One major problem with older cards (especially MX based Nvidia) is the horrible fillrate. When you changed resolutions you saw an increase in performance because the frame buffer size decreased. Less pixels to move on a fillrate bound card is a good thing. Stencil shadows are very fillrate intensive, which you saw affects your performance. If you have lots of transparent sprites or particle systems with massive overdraw, you will see a big hit on fillrate. Your card is most likely fillrate bound and not geometry bound based on the tests you have run. Believe it or not, you may be able to boost your performance by increasing the number of triangles. Large triangles take a bigger hit on fill rate than smaller triangles.
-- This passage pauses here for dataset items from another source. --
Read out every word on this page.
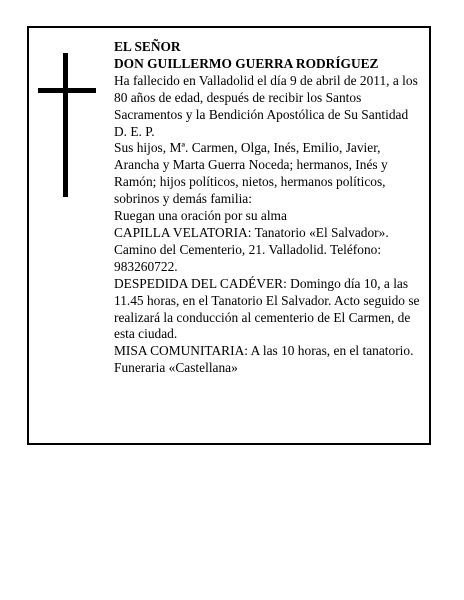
EL SEÑOR
DON GUILLERMO GUERRA RODRÍGUEZ
Ha fallecido en Valladolid el día 9 de abril de 2011, a los 80 años de edad, después de recibir los Santos Sacramentos y la Bendición Apostólica de Su Santidad D. E. P.
Sus hijos, Mª. Carmen, Olga, Inés, Emilio, Javier, Arancha y Marta Guerra Noceda; hermanos, Inés y Ramón; hijos políticos, nietos, hermanos políticos, sobrinos y demás familia:
Ruegan una oración por su alma
CAPILLA VELATORIA: Tanatorio «El Salvador». Camino del Cementerio, 21. Valladolid. Teléfono: 983260722.
DESPEDIDA DEL CADÉVER: Domingo día 10, a las 11.45 horas, en el Tanatorio El Salvador. Acto seguido se realizará la conducción al cementerio de El Carmen, de esta ciudad.
MISA COMUNITARIA: A las 10 horas, en el tanatorio.
Funeraria «Castellana»
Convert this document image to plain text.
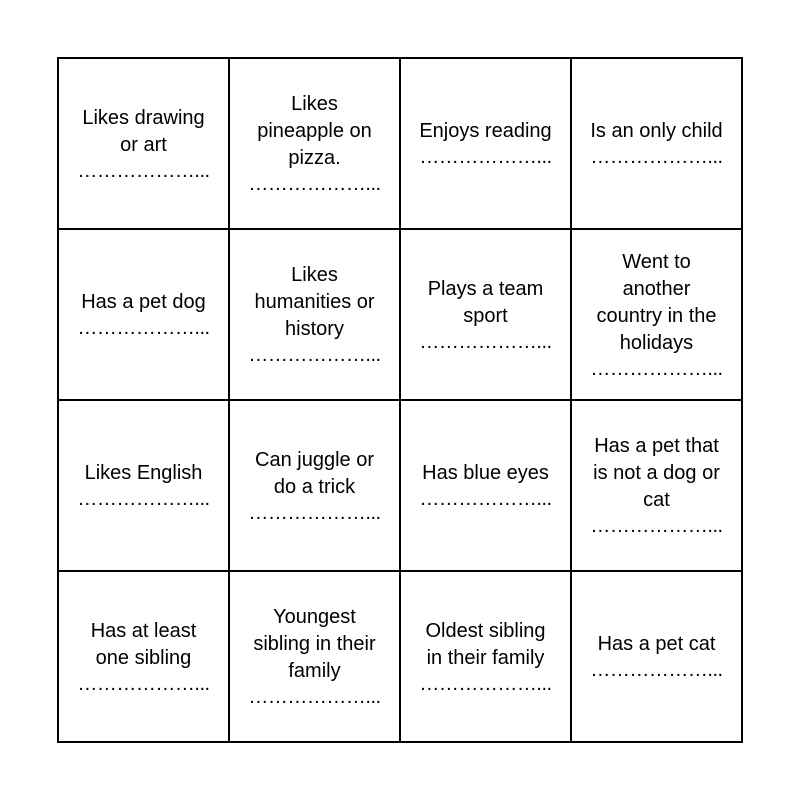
Likes drawing
or art
………………...
Likes
pineapple on
pizza.
………………...
Enjoys reading
………………...
Is an only child
………………...
Has a pet dog
………………...
Likes
humanities or
history
………………...
Plays a team
sport
………………...
Went to
another
country in the
holidays
………………...
Likes English
………………...
Can juggle or
do a trick
………………...
Has blue eyes
………………...
Has a pet that
is not a dog or
cat
………………...
Has at least
one sibling
………………...
Youngest
sibling in their
family
………………...
Oldest sibling
in their family
………………...
Has a pet cat
………………...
If you have say 2 very large triangles that make up one wall and which fill a large portion of the view in one area, you could split them into maybe 10 smaller triangles and actually increase your performance. Obviously, there is a balance. If you split into to too many tris you will eventually become geometry bound. I am new to 3DGS, so I am not 100% sure on the way you could easily do this with the engine if you are building your geometry with blocks in WED.
The "locked numbers" on your frame rate are explained by the fact that your frame rate is locked with the refresh rate on your monitor (vsync). Let's say your refresh rate is 60Hz and your card is filling the frame buffer 61 times per second (fps). Although it was early, the card will have to stall until the monitor is ready. So it effectly caps your FPS to 60. If you add more processing for the card to perform, and this causes it to only be able to update 59 times per second, the card will miss every other time the monitor is ready to refresh. This will cause it to have to stall until the *next* update, and drop your FPS to 30. Turn off vsync to see the true rate at which your game is updating.
I also want to warn you about using frames per second as a number to profile your performance (although it is an important number). What you really want to know is how much time (in ms usually) you are spending in a single frame. There is a really good article that discusses the pitfalls of using FPS to profile:
Article
Just wanted to give a heads up on that!